The result: increasing the number of orphaned devices and no possibility to clear them properly without removing and re-adding the integration (… and several restarts).
In my point of view, it will be safer to include a button or a service call that can delete a device (with all proper checks and cascade delete of related objects).
Letting users finding workaround like going in “config/.storage/core.device_registry” is dangerous, as the DB model entity might have dependencies on the devices that a user might not be aware, and raise later on issues.
I know isn’t EXACTLY the solution we all wanted but it IS a very easy way to delete the orphan devices you may have…

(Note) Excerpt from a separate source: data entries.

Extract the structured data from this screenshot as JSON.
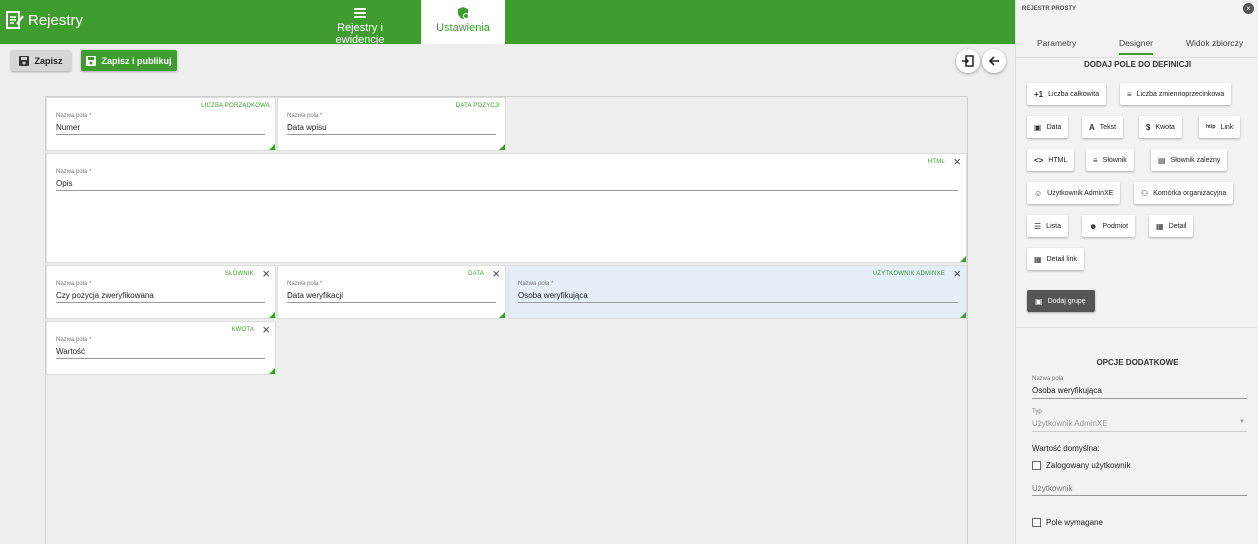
{
  "app": {
    "title": "Rejestry"
  },
  "nav": {
    "tabs": [
      {
        "label": "Rejestry i ewidencje",
        "icon": "list-icon",
        "active": false
      },
      {
        "label": "Ustawienia",
        "icon": "settings-icon",
        "active": true
      }
    ]
  },
  "toolbar": {
    "save_label": "Zapisz",
    "publish_label": "Zapisz i publikuj"
  },
  "fields": [
    {
      "type": "LICZBA PORZĄDKOWA",
      "label": "Nazwa pola *",
      "value": "Numer",
      "closable": false
    },
    {
      "type": "DATA POZYCJI",
      "label": "Nazwa pola *",
      "value": "Data wpisu",
      "closable": false
    },
    {
      "type": "HTML",
      "label": "Nazwa pola *",
      "value": "Opis",
      "closable": true
    },
    {
      "type": "SŁOWNIK",
      "label": "Nazwa pola *",
      "value": "Czy pozycja zweryfikowana",
      "closable": true
    },
    {
      "type": "DATA",
      "label": "Nazwa pola *",
      "value": "Data weryfikacji",
      "closable": true
    },
    {
      "type": "UŻYTKOWNIK ADMINXE",
      "label": "Nazwa pola *",
      "value": "Osoba weryfikująca",
      "closable": true,
      "selected": true
    },
    {
      "type": "KWOTA",
      "label": "Nazwa pola *",
      "value": "Wartość",
      "closable": true
    }
  ],
  "panel": {
    "title": "REJESTR PROSTY",
    "tabs": [
      "Parametry",
      "Designer",
      "Widok zbiorczy"
    ],
    "active_tab": "Designer",
    "add_heading": "DODAJ POLE DO DEFINICJI",
    "field_buttons": [
      {
        "label": "Liczba całkowita",
        "icon": "+1"
      },
      {
        "label": "Liczba zmiennoprzecinkowa",
        "icon": "≡"
      },
      {
        "label": "Data",
        "icon": "▣"
      },
      {
        "label": "Tekst",
        "icon": "A"
      },
      {
        "label": "Kwota",
        "icon": "$"
      },
      {
        "label": "Link",
        "icon": "http"
      },
      {
        "label": "HTML",
        "icon": "<>"
      },
      {
        "label": "Słownik",
        "icon": "≡"
      },
      {
        "label": "Słownik zależny",
        "icon": "▤"
      },
      {
        "label": "Użytkownik AdminXE",
        "icon": "☺"
      },
      {
        "label": "Komórka organizacyjna",
        "icon": "⚇"
      },
      {
        "label": "Lista",
        "icon": "☰"
      },
      {
        "label": "Podmiot",
        "icon": "☻"
      },
      {
        "label": "Detail",
        "icon": "▦"
      },
      {
        "label": "Detail link",
        "icon": "▦"
      }
    ],
    "add_group_label": "Dodaj grupę",
    "options_heading": "OPCJE DODATKOWE",
    "options": {
      "name_label": "Nazwa pola",
      "name_value": "Osoba weryfikująca",
      "type_label": "Typ",
      "type_value": "Użytkownik AdminXE",
      "default_label": "Wartość domyślna:",
      "logged_user_label": "Zalogowany użytkownik",
      "user_placeholder": "Użytkownik",
      "required_label": "Pole wymagane"
    }
  },
  "colors": {
    "accent": "#3f9d2f",
    "selected": "#e3eef9"
  }
}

The issue: Unfortunately LiFx’s integration has no orphan reconciliation/cleanup. So even after reseting the bulbs, and purging them from Lifx cloud they still clutter HA. As has been mentioned numerous times you can purge the entries just not the devices via HA’s ui.
Here’s what I did
Rename all devices prefixing those I wanted to delete with ‘old-’, via Home Assistant ui. When renaming I also allowing HA to automatically renaming each related entity (generating a new entity name the ‘old-’ naming convention of the device)
Select all entities that contain ‘old-’ and delete from the entity browser in HA… we are now halfway there…
Stop Home Assistant (in my case stop the container)
BACKUP YOUR DEVICE FILE!!!
→ mv /Volumes/DockerAppData/HomeAssistant/config/.storage/core.device_registry /Volumes/DockerAppData/HomeAssistant/config/.storage/core.device_registry.bak
Upload your now backed up core.device file to the hierarchical online JSON editor
Search for ‘old-’ in the text box. The disclosure triangle will reveal just the device you are looking for.
Go to the root for that particular device (it will be the JSON number) and click on the action menu symbol (the second column) and choose delete… Then wash, rinse, and repeat… until you have deleted all ‘old-’ devices.
Save the edited file back to your storage directory, restart HA and happily observe your integrations now show all the bogus devices have been purged.
Thank you so much for describing this - I already did something like this manually in the past few days, but wouldn’t be surprised if I come back to your suggestion soon and try it out.
But it is still strange for me that it is necessary with such an extensive workaround - especially with a thing that should be included as standard. The issue has been discussed in several topics for more than 3 years. How do we make it a priority for the developers?
A partial solution was added in Feb 2022 release that is intended to address the issue of orphan. bulbs. Unfortunately for me it didn’t work, perhaps/hopefully it will work for some of you. Link to post: Cannot Remove Old LIFX Bulbs from Home Assistant - #6 by taw123
Update… Good news. I restarted my HA instance and the cached entity names seem to have been purged so I was finally able to delete the old/bogus named entities. This in turn created orphan devices which the new code I referenced above automatically removed (as designed)… Should have thought to try restarting before taking the time to post… Hopefully this now means no one else has to hand edit their database (unless you are into that kinda thing)… lol
The new discovery improvements in 2022.05 should make this a lot more straightforward too. The LIFX integration should now be much better at reconnecting to bulbs and marking bulbs offline as actually offline which should flag them as able to be deleted.